THE health service is scarcely out of the news these days - and usually for all the wrong reasons.

Yesterday, we reported that beds at York Hospital were set to be closed. That news followed the revelation 200 hospital posts were to be cut, and a mental health rehabilitation unit in York could shut.

Yesterday we asked: where is it all going to end? Today we make no apology for asking that question again. Because if anything, the news today is even worse.

Hospital bosses in York have revealed they will need to save more than £16 million over the next five years. That works out at more than £3 million a year.

Precisely what the impact of these cuts will be has not yet been revealed. But it is not hard to imagine. More beds closing; more posts lost; staff morale plunging ever lower.

The financial crisis facing York Hospital is the direct consequence of the debt racked up by the Selby and York Primary Care Trust - the body which commissions health care in this region.

As it struggles to recover from its own £23 million debt, it is saying it will refer fewer patients to hospital.

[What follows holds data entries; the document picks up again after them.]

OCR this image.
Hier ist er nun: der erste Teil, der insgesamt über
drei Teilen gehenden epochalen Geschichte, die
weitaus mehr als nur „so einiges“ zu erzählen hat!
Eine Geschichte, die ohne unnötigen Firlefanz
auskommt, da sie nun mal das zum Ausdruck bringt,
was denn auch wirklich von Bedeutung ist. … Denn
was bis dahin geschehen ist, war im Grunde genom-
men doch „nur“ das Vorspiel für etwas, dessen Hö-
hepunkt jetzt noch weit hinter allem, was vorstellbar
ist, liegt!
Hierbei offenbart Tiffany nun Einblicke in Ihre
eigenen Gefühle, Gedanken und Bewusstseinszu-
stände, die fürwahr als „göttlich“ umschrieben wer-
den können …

To some extent, that is part of a long-term plan for the future of the health service. The trend has been towards reducing the need for hospital stays by treating patients as outpatients, or providing

operations on a day-case basis.

But the bleak picture in York is repeated nationwide. More than 7,000 health service jobs are being lost, and a poll for the Royal College of Nursing revealed almost half of senior nurses have seen cuts in staff in the last year.

That doesn't sound to us like the health service's best year ever, despite what embattled Health Secretary Patricia Hewitt says.